Raman Raghav 2.0, d’Anurag Kashyap

 

Serial curryller

Raman Raghav 2.0Anuraq Kashyap continue de dépoussiérer le cinéma indien. Après avoir déconcerté avec les violents et stylisés Gangs of Wasseypur et Ugly, il monte encore d’un cran avec un thriller sadique et outrancier. Mais terriblement déjà vu pour les Occidentaux bercés aux tueurs en série, scènes de drogue, de sexe et autres dézingages sanguinolents en tous genres. Car ce qui faisait la spécificité de Kashyap, c’était de reprendre les codes du cinéma policier à l’américaine (voire à la sud-coréenne) et de pulvériser tous les clichés du cinéma made in India, avec danses bollywood interminables, histoires d’amour sucrées et décors chatoyants. Sauf que depuis, il y a comme un petit air de déjà-vu qui transpire de tous les plans. Heureusement, aucune chanson ni chorégraphie, mais des images saturées et stylisées, poisseuses et parfois sensuelles qui émaillent un film noir de jais. On y suit Ramanna, petit malfrat de Mumbai, fasciné par le tueur en série Raman Raghav, l’un des plus redoutables que l’Inde ait connu dans les années 1960. Et Ramanna dont le passé trouble (papa qui le viole, lui qui en fait de même sur sa jeune sœur) le hante, décide de suivre ce glorieux exemple et de fracasser son prochain avec une barre métallique. Et en plus, ce serait Dieu qui lui indiquerait ses victimes potentielles, rien que ça. Mais ce qui lui fait perdre complètement pied, c’est sa rencontre avec Raghavan (subtilité quand tu nous tiens), un jeune flic fougueux et cocaïnomane qu’il tient pour son jumeau maléfique, apte à poursuivre son œuvre.

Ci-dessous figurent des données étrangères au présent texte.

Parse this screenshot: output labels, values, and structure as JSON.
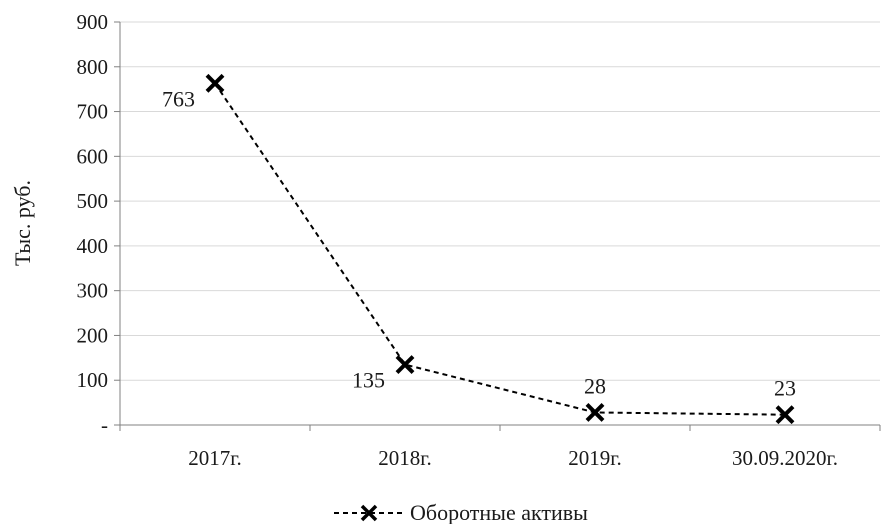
{
  "chart_data": {
    "type": "line",
    "title": "",
    "xlabel": "",
    "ylabel": "Тыс. руб.",
    "ylim": [
      0,
      900
    ],
    "y_ticks": [
      {
        "value": 0,
        "label": "-"
      },
      {
        "value": 100,
        "label": "100"
      },
      {
        "value": 200,
        "label": "200"
      },
      {
        "value": 300,
        "label": "300"
      },
      {
        "value": 400,
        "label": "400"
      },
      {
        "value": 500,
        "label": "500"
      },
      {
        "value": 600,
        "label": "600"
      },
      {
        "value": 700,
        "label": "700"
      },
      {
        "value": 800,
        "label": "800"
      },
      {
        "value": 900,
        "label": "900"
      }
    ],
    "categories": [
      "2017г.",
      "2018г.",
      "2019г.",
      "30.09.2020г."
    ],
    "series": [
      {
        "name": "Оборотные активы",
        "values": [
          763,
          135,
          28,
          23
        ],
        "data_labels": [
          "763",
          "135",
          "28",
          "23"
        ],
        "line_style": "dashed",
        "marker": "x",
        "color": "#000000"
      }
    ],
    "grid": "horizontal",
    "legend_position": "bottom"
  }
}
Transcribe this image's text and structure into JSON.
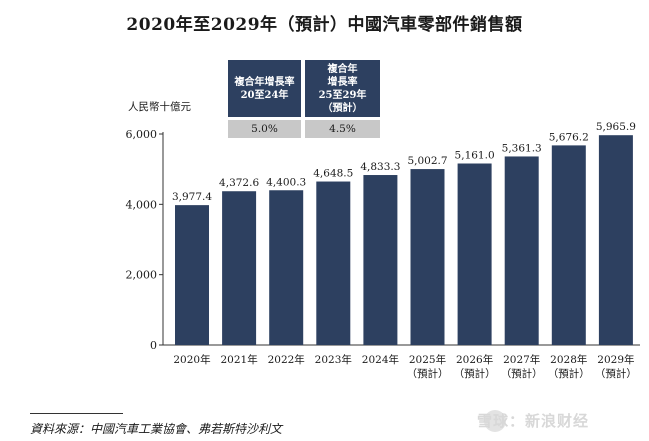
{
  "chart_data": {
    "type": "bar",
    "title": "2020年至2029年（預計）中國汽車零部件銷售額",
    "ylabel": "人民幣十億元",
    "xlabel": "",
    "ylim": [
      0,
      6000
    ],
    "yticks": [
      "0",
      "2,000",
      "4,000",
      "6,000"
    ],
    "ytick_values": [
      0,
      2000,
      4000,
      6000
    ],
    "categories": [
      "2020年",
      "2021年",
      "2022年",
      "2023年",
      "2024年",
      "2025年",
      "2026年",
      "2027年",
      "2028年",
      "2029年"
    ],
    "category_notes": [
      "",
      "",
      "",
      "",
      "",
      "（預計）",
      "（預計）",
      "（預計）",
      "（預計）",
      "（預計）"
    ],
    "values": [
      3977.4,
      4372.6,
      4400.3,
      4648.5,
      4833.3,
      5002.7,
      5161.0,
      5361.3,
      5676.2,
      5965.9
    ],
    "value_labels": [
      "3,977.4",
      "4,372.6",
      "4,400.3",
      "4,648.5",
      "4,833.3",
      "5,002.7",
      "5,161.0",
      "5,361.3",
      "5,676.2",
      "5,965.9"
    ],
    "bar_color": "#2d4060",
    "cagr": [
      {
        "header": [
          "複合年增長率",
          "20至24年"
        ],
        "value": "5.0%"
      },
      {
        "header": [
          "複合年",
          "增長率",
          "25至29年",
          "（預計）"
        ],
        "value": "4.5%"
      }
    ]
  },
  "source": "資料來源：中國汽車工業協會、弗若斯特沙利文",
  "watermark": "雪球：新浪财经"
}
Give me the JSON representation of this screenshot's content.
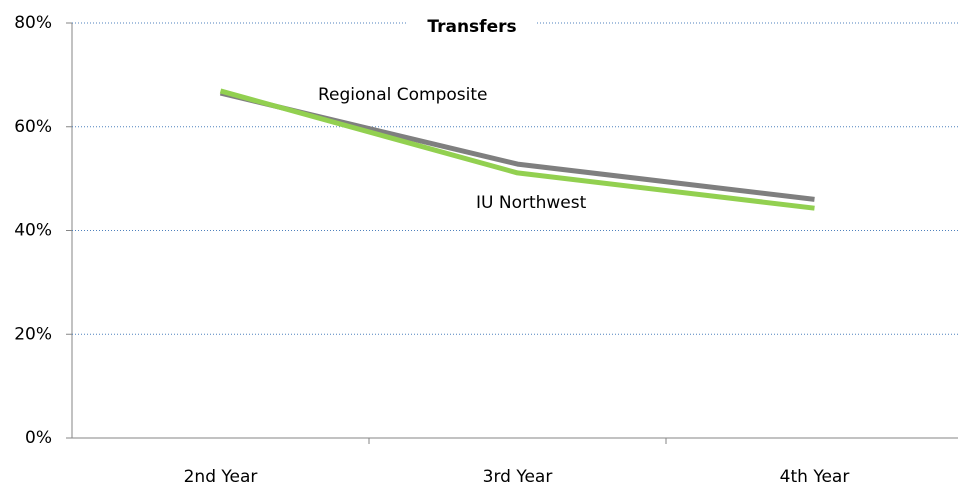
{
  "chart_data": {
    "type": "line",
    "title": "Transfers",
    "categories": [
      "2nd Year",
      "3rd Year",
      "4th Year"
    ],
    "series": [
      {
        "name": "Regional Composite",
        "color": "#7f7f7f",
        "label_color": "#000000",
        "values": [
          66.5,
          52.8,
          46.0
        ]
      },
      {
        "name": "IU Northwest",
        "color": "#92d050",
        "label_color": "#00b050",
        "values": [
          66.9,
          51.1,
          44.3
        ]
      }
    ],
    "ylim": [
      0,
      80
    ],
    "yticks": [
      {
        "value": 0,
        "label": "0%"
      },
      {
        "value": 20,
        "label": "20%"
      },
      {
        "value": 40,
        "label": "40%"
      },
      {
        "value": 60,
        "label": "60%"
      },
      {
        "value": 80,
        "label": "80%"
      }
    ],
    "grid": true
  }
}
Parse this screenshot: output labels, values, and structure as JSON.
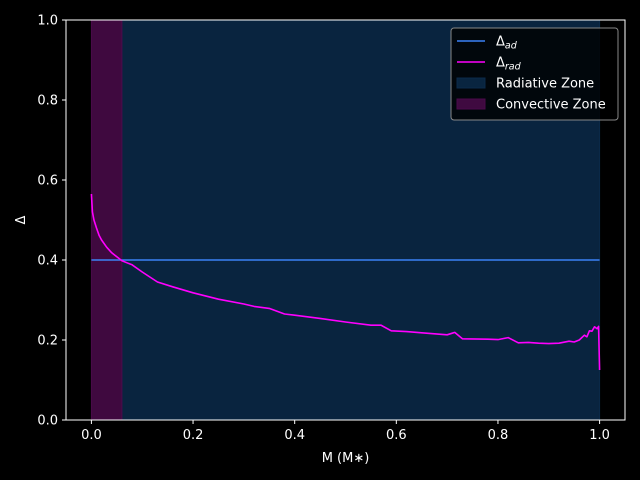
{
  "chart_data": {
    "type": "line",
    "title": "",
    "xlabel": "M (M∗)",
    "ylabel": "Δ",
    "xlim": [
      -0.05,
      1.05
    ],
    "ylim": [
      0.0,
      1.0
    ],
    "xticks": [
      0.0,
      0.2,
      0.4,
      0.6,
      0.8,
      1.0
    ],
    "xtick_labels": [
      "0.0",
      "0.2",
      "0.4",
      "0.6",
      "0.8",
      "1.0"
    ],
    "yticks": [
      0.0,
      0.2,
      0.4,
      0.6,
      0.8,
      1.0
    ],
    "ytick_labels": [
      "0.0",
      "0.2",
      "0.4",
      "0.6",
      "0.8",
      "1.0"
    ],
    "grid": false,
    "legend_position": "top-right",
    "series": [
      {
        "name": "Δad",
        "legend": {
          "base": "Δ",
          "sub": "ad"
        },
        "color": "#3b82f6",
        "x": [
          0.0,
          1.0
        ],
        "y": [
          0.4,
          0.4
        ]
      },
      {
        "name": "Δrad",
        "legend": {
          "base": "Δ",
          "sub": "rad"
        },
        "color": "#ff00ff",
        "x": [
          0.0,
          0.002,
          0.005,
          0.01,
          0.015,
          0.02,
          0.03,
          0.04,
          0.05,
          0.06,
          0.08,
          0.1,
          0.13,
          0.16,
          0.2,
          0.25,
          0.3,
          0.32,
          0.35,
          0.38,
          0.4,
          0.45,
          0.5,
          0.55,
          0.57,
          0.59,
          0.62,
          0.65,
          0.7,
          0.71,
          0.715,
          0.73,
          0.78,
          0.8,
          0.82,
          0.84,
          0.86,
          0.88,
          0.9,
          0.92,
          0.94,
          0.95,
          0.96,
          0.97,
          0.975,
          0.98,
          0.985,
          0.99,
          0.995,
          0.998,
          1.0
        ],
        "y": [
          0.565,
          0.52,
          0.5,
          0.48,
          0.462,
          0.45,
          0.432,
          0.418,
          0.408,
          0.398,
          0.388,
          0.37,
          0.345,
          0.333,
          0.318,
          0.302,
          0.29,
          0.284,
          0.279,
          0.265,
          0.262,
          0.254,
          0.245,
          0.237,
          0.237,
          0.223,
          0.221,
          0.218,
          0.213,
          0.217,
          0.219,
          0.203,
          0.202,
          0.201,
          0.206,
          0.193,
          0.194,
          0.192,
          0.191,
          0.192,
          0.197,
          0.195,
          0.2,
          0.212,
          0.208,
          0.223,
          0.222,
          0.233,
          0.228,
          0.234,
          0.125
        ]
      }
    ],
    "regions": [
      {
        "name": "Radiative Zone",
        "x_start": 0.06,
        "x_end": 1.0,
        "color": "#0a2a4a"
      },
      {
        "name": "Convective Zone",
        "x_start": 0.0,
        "x_end": 0.06,
        "color": "#4a0a4a"
      }
    ]
  }
}
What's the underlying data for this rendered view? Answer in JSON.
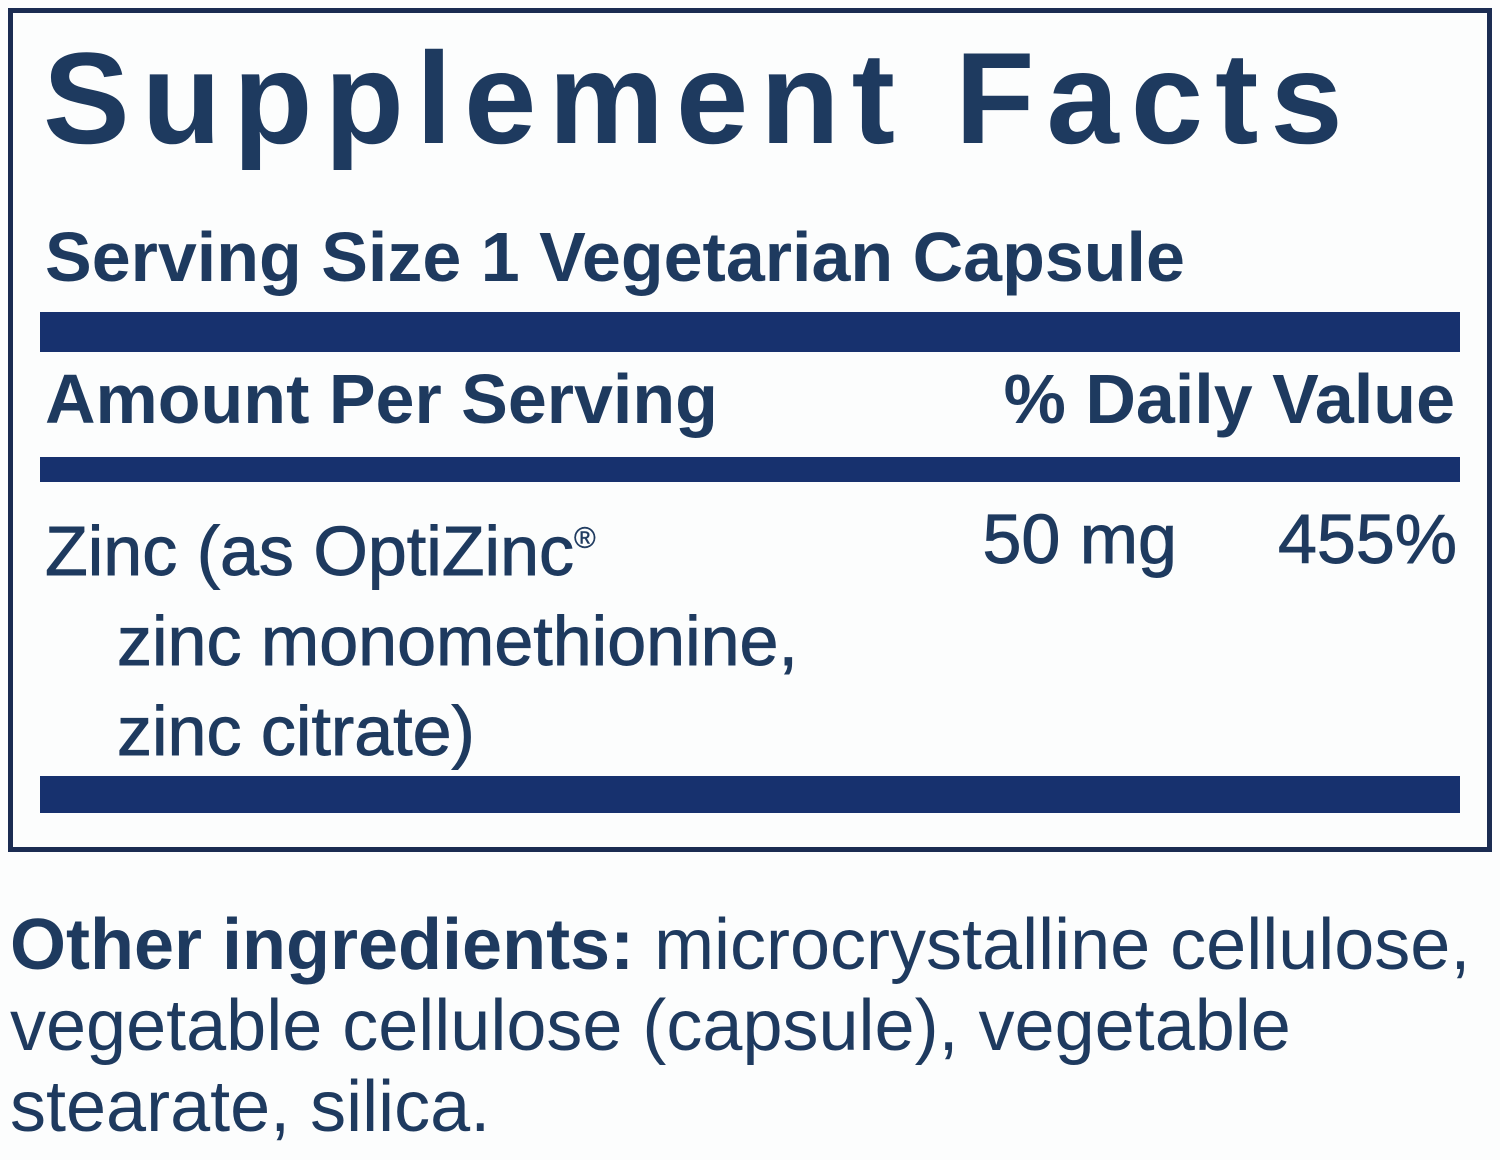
{
  "colors": {
    "navy": "#17316e",
    "text": "#1e3a5f",
    "border": "#1b2c52",
    "background": "#fcfdfd"
  },
  "panel": {
    "title": "Supplement Facts",
    "serving_size": "Serving Size 1 Vegetarian Capsule",
    "amount_header": "Amount Per Serving",
    "daily_value_header": "% Daily Value",
    "zinc": {
      "name_line1": "Zinc (as OptiZinc",
      "trademark": "®",
      "name_line2": "zinc monomethionine,",
      "name_line3": "zinc citrate)",
      "amount": "50 mg",
      "daily_value": "455%"
    }
  },
  "footer": {
    "label": "Other ingredients:",
    "line1_rest": " microcrystalline cellulose,",
    "line2": "vegetable cellulose (capsule), vegetable",
    "line3": "stearate, silica."
  }
}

Si on se base sur un thriller pur et dur, ce Raman Raghav 2.0 ne fait pas dans la dentelle, loin de là. Le tueur est méchant, sans foi ni loi et le policier à ses trousses ne vaut pas mieux. Et il y a évidemment une belle à protéger qui ne demande que de l’amour qu’elle ne reçoit qu’à intervalles nocturnes. En revanche, si on prend le point de vue du film indien, le thriller revêt une tout autre parure, bien plus malsaine. Raghavan se perd entre sexe, drogue et insomnies, Ramanna l’observe dans ses moindres faits et gestes, jusqu’à tomber amoureux de son poursuivant. Tous les deux ne songent d’ailleurs qu’à une seule chose : éliminer ceux qui se mettent en travers de leurs chemins, même s’ils font partie de leur famille. Et Kashyap de ne rien éluder : ni les mots plus que grossiers (« enculé » ne faisant pas partie du vocabulaire bollywoodien jusqu’à présent), ni les scènes de sexe et de nudité, ni la violence éclaboussée de sang. Le réalisateur semble fasciné par sa propre œuvre et ses deux anti-héros qu’il filme comme on le ferait avec des femmes fatales, forçant le spectateur à les adorer autant que les détester. Des icônes sombres et tourmentées impeccablement campées par Nawazuddin Siddiqui (Ramanna) et Vicky Kaushal (Raghavan), rejoints par la sculpturale Sobhita Dhulipala, loin des rôles de demoiselle en détresse que sa beauté pourrait le faire croire. Ici, aucune once d’espoir à se mettre sous les rétines, seulement des acteurs cinégéniques. Toujours ça de pris. Une bonne nouvelle venue d’Inde, en attendant un prochain film tout aussi sombre, mais plus subtil.

 
Raman Raghav 2.0 d’Anurag Kashyap, avec Nawazuddin Siddiqui, Vicky Kaushal, Sobhita Dhulipala et Mukesh Chhabra. Inde, 2016. Présenté à la Quinzaine des Réalisateurs 2016.